11 Novembre 2021

Industria: produzione a settembre solo +0,1%, brusca frenata in vista

L’industria italiana potrebbe subire una frenata improvvisa. Stando agli ultimi dati Istat, a settembre l’indice destagionalizzato della produzione industriale è aumentato dello 0,1% rispetto ad agosto, inferiore rispetto al dato di consenso dello 0,3%. Su base mensile si è registrato per i beni di consumo (+3,3%) e una crescita più contenuta per l’energia (+1,3%) e i beni intermedi (+0,9%), mentre è in flessione la produzione i beni strumentali (-1%). Nel complesso, l’indice di produzione industriale ha superato dell’1,5% il valore di febbraio 2020, mese antecedente l’inizio dell’emergenza sanitaria. Al netto degli effetti di calendario, inoltre, la produzione è aumentata del 4,4% su base annua e del 14,6% a nove mesi.

Le attività economiche cresciute maggiormente su base annua sono la fabbricazione di coke e prodotti petroliferi raffinati (+13,3%), la fabbricazione di macchinari (+11,4%), la metallurgia e la fabbricazione di prodotti in metallo (+9,6%). Bene anche i dati sulla produzione di beni intermedi (+7,1%), beni strumentali (+4,9%) e beni di consumo (+4,5%). Tra le attività in calo sono emerse, invece, la fabbricazione di mezzi di trasporto (-11,7%), le attività estrattive (-6,3%), la fornitura di energia elettrica, gas, vapore e acqua (-5%) e la fabbricazione di computer e prodotti di elettronica (-0,3%). Negativo anche il dato sul comparto dell’energia (-4,2%).

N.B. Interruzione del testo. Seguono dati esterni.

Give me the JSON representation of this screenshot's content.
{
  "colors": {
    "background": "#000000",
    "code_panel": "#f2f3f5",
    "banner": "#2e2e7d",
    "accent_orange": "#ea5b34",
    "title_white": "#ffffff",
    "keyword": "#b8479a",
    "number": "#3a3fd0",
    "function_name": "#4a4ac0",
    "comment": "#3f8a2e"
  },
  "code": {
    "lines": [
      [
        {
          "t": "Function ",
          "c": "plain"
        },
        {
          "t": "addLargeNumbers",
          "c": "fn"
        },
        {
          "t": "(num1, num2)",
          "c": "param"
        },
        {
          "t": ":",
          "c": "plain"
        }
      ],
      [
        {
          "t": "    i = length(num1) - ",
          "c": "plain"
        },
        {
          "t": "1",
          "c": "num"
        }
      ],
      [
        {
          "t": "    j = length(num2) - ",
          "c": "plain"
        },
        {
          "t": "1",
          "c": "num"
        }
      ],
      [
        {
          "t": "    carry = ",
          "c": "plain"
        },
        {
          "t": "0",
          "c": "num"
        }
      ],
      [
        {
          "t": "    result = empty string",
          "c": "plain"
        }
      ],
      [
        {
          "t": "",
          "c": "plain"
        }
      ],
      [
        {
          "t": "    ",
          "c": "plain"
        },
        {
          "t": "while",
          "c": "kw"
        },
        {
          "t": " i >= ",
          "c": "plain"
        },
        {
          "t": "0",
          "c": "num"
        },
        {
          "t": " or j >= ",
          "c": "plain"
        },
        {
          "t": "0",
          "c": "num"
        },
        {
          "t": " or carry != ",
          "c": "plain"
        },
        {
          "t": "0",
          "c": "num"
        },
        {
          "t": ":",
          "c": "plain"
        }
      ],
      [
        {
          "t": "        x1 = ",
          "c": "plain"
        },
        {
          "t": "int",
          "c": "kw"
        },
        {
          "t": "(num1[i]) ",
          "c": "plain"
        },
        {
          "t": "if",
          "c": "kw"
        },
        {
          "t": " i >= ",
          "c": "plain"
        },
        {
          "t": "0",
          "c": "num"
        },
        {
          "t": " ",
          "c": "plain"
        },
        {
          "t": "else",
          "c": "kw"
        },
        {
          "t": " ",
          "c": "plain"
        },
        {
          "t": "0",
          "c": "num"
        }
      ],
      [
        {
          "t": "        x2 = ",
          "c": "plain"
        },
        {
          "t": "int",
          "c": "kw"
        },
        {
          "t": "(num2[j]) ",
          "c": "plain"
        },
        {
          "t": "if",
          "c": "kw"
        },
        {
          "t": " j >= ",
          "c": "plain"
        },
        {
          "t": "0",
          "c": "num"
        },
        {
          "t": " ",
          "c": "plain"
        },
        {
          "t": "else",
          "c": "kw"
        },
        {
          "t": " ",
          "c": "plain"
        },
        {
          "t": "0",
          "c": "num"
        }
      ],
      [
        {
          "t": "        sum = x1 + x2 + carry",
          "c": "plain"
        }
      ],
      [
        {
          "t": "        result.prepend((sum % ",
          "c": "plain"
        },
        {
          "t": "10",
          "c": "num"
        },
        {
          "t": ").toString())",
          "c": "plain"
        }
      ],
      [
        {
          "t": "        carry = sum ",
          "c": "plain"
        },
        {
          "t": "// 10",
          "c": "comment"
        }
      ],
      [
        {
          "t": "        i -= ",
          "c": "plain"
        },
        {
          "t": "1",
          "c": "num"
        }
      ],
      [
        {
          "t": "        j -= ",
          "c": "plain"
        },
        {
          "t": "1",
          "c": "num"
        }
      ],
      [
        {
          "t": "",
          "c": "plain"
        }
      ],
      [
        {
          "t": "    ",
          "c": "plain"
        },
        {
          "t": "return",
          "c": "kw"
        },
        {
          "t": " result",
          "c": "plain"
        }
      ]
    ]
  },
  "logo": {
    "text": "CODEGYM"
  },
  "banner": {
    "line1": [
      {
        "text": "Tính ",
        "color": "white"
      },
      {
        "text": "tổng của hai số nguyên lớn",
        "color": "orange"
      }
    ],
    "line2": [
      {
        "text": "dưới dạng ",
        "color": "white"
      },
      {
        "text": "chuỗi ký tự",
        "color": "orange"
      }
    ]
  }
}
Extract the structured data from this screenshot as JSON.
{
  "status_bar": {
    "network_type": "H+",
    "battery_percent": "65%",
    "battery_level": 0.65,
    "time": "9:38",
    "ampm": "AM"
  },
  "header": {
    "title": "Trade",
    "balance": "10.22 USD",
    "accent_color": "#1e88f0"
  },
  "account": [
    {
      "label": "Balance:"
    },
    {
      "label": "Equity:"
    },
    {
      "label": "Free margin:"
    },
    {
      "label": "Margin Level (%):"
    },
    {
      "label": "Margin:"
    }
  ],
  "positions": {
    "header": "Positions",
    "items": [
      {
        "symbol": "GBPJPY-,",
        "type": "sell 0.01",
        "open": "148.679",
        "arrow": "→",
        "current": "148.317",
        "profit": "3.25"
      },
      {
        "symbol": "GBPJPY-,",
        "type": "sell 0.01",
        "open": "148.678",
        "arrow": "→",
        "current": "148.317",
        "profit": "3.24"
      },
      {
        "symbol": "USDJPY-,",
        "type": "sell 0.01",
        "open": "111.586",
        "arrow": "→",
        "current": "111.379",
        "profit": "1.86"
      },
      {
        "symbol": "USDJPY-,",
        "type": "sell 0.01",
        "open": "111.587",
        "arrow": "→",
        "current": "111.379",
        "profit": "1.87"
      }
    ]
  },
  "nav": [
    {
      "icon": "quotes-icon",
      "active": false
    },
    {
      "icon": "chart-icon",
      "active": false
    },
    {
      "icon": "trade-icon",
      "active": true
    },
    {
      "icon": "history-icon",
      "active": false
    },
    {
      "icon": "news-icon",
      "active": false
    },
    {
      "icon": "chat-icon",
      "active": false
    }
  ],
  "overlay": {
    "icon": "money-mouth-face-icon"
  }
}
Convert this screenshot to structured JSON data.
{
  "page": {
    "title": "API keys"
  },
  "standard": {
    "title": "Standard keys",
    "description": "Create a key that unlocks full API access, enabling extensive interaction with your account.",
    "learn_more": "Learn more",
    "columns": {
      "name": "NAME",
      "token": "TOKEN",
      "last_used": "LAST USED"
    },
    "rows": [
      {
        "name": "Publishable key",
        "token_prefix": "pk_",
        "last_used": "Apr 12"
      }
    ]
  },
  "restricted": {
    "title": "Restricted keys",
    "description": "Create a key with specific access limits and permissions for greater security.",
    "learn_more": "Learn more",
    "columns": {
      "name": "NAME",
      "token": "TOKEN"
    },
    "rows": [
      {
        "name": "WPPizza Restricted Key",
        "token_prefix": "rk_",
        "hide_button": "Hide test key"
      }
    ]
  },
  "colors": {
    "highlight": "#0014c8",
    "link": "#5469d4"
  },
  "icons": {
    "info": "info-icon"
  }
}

“A settembre la produzione industriale – ha spiegato l’Istat – cresce marginalmente su base mensile. Nel complesso del terzo trimestre, la dinamica congiunturale resta positiva, seppure in rallentamento rispetto ai trimestri precedenti. Il livello destagionalizzato dell’indice di settembre supera dell’1,5% il valore di febbraio 2020, mese antecedente l’inizio dell’emergenza sanitaria. In termini tendenziali, l’indice corretto per gli effetti di calendario è in aumento. Tra i principali raggruppamenti di industria, l’energia è l’unica a flettere su base annua, a fronte di incrementi rilevanti negli altri settori”.

Secondo il Codacons, gli ultimi dati Istat sulla produzione industriale di settembre segnino un rallentamento della crescita del comparto, confermato dall’andamento trimestrale che, secondo l’istituto di statistica, ha registrato una crescita inferiore rispetto ai trimestri precedenti. “L’industria italiana dovrà fare i conti con l’allarme bollette scattato a ottobre, e con la crisi delle materie prime e dei carburanti che sta portando ad incrementi dei listini in tutti i settori”, ha spiegato il presidente, Carlo Rienzi. “Il nostro timore è che nei prossimi mesi il comparto industriale possa andare incontro a una brusca frenata, anche per effetto dei minori consumi da parte delle famiglie che, a fronte della sostenuta crescita dei prezzi al dettaglio, taglieranno la spesa”.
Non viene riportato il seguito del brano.